Ao desvelar esse percurso, faço surgir questões agudas aos olhos do leitor: onde estão os outros? Cadê os meus colegas, muitas vezes amigos, dos ensinos fundamental e médio? Cadê os meus colegas da graduação nos cursos de pós-graduação? Eles queriam isso? É desejo de todos querer fazer um curso de graduação e pós-graduação? Se queriam ou não, a impossibilidade de todos realizarem esse percurso é apreendida por nós, muitas vezes, como “incompetência”, “falta de vontade” etc. No entanto, o que nos mostra a realidade é que há um funil de seleção entre essas instâncias públicas de ensino; principalmente, nos mostra que há uma lacuna intencional entre o básico e o superior.

Percebo essa condição afuniladora de entrada, permanência e continuidade do percurso universitário como uma intenção das formas de poder que detêm a máquina do Estado. Não se trata apenas dos políticos, mas principalmente dos setores econômicos que os patrocinam, ou seja, quem esses políticos realmente representam. E essa engrenagem Estado-Mercado não tem início somente agora; é a condição de existência do próprio sistema de produção nos últimos dois séculos.

A intenção desses setores, majoritariamente, é formar profissionais para o mercado de trabalho, agregando valor aos que concluem seus cursos, e, para isso, é necessário dividi-los nesse processo também: quem conclui um curso, quem nem começa, quem não conclui, quem faz pós-graduação, são divididos e seus trabalhos têm valores (não necessariamente preços) sociais distintos – agregados pelas pessoas que mantêm a universidade pública, muitas vezes aquelas que nunca puseram os pés numa.

Desse modo, não é por que o Estado seja malvado ou bonzinho que há ensino e divisão social por meio disso. Não seria diferente em Sinop-MT: desde sua implantação, a UNEMAT tem cursos baseados nessas demandas sociais – desde retroalimentar a educação básica, por meio das licenciaturas, até as engenharias, para a expansão urbana como forma de continuidade do percurso do processo colonizador. A escolha desses cursos, a metodologia contábil do Estado, são essencialmente intencionais. Deixo a pergunta ao leitor: mas é intenção de quem, e funciona para quem?

Aprendemos que os heróis não somente contam a própria história. É necessário que outros a contem, para ter validade social, para se impor com força a narrativa dominante – aquela dos que detêm o poder. Vejo nisso um potencial redentor nas pesquisas, principalmente, na pós-graduação. Aí eu nomeio como perigos da pós-graduação a essa narrativa dominante.
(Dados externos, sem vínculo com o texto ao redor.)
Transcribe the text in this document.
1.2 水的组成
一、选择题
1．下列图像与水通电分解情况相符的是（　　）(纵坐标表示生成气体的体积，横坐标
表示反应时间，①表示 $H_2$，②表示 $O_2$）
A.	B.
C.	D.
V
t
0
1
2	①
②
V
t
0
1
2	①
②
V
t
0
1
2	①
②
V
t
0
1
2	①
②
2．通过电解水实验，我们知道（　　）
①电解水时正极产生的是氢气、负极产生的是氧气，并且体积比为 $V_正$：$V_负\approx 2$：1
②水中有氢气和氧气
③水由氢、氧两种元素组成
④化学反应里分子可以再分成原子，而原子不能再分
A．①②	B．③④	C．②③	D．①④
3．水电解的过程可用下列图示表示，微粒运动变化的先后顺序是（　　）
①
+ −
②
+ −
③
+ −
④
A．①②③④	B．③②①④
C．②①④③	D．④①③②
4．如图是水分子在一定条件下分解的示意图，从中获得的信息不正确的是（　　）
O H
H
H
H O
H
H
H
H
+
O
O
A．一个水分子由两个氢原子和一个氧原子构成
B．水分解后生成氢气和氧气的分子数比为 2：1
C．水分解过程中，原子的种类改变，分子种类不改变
Temos à nossa disposição elementos para analisar e desvelar, e isso tende a desarmar as narrativas dominantes.

Por pressuposto, ao demonstrar os resultados de uma pesquisa, o pesquisador não conforma a realidade narrada pelas formas de poder impostas: ele tende a seguir o percurso material do seu objeto (onde ele aparece, onde não aparece, quem o esconde, por que o esconde); e isso é perigoso às formas de poder. Gosto de pensar esse perigo, e isso me mobiliza a tratar a pós-graduação como um instrumento dos trabalhadores que mantém a universidade pública.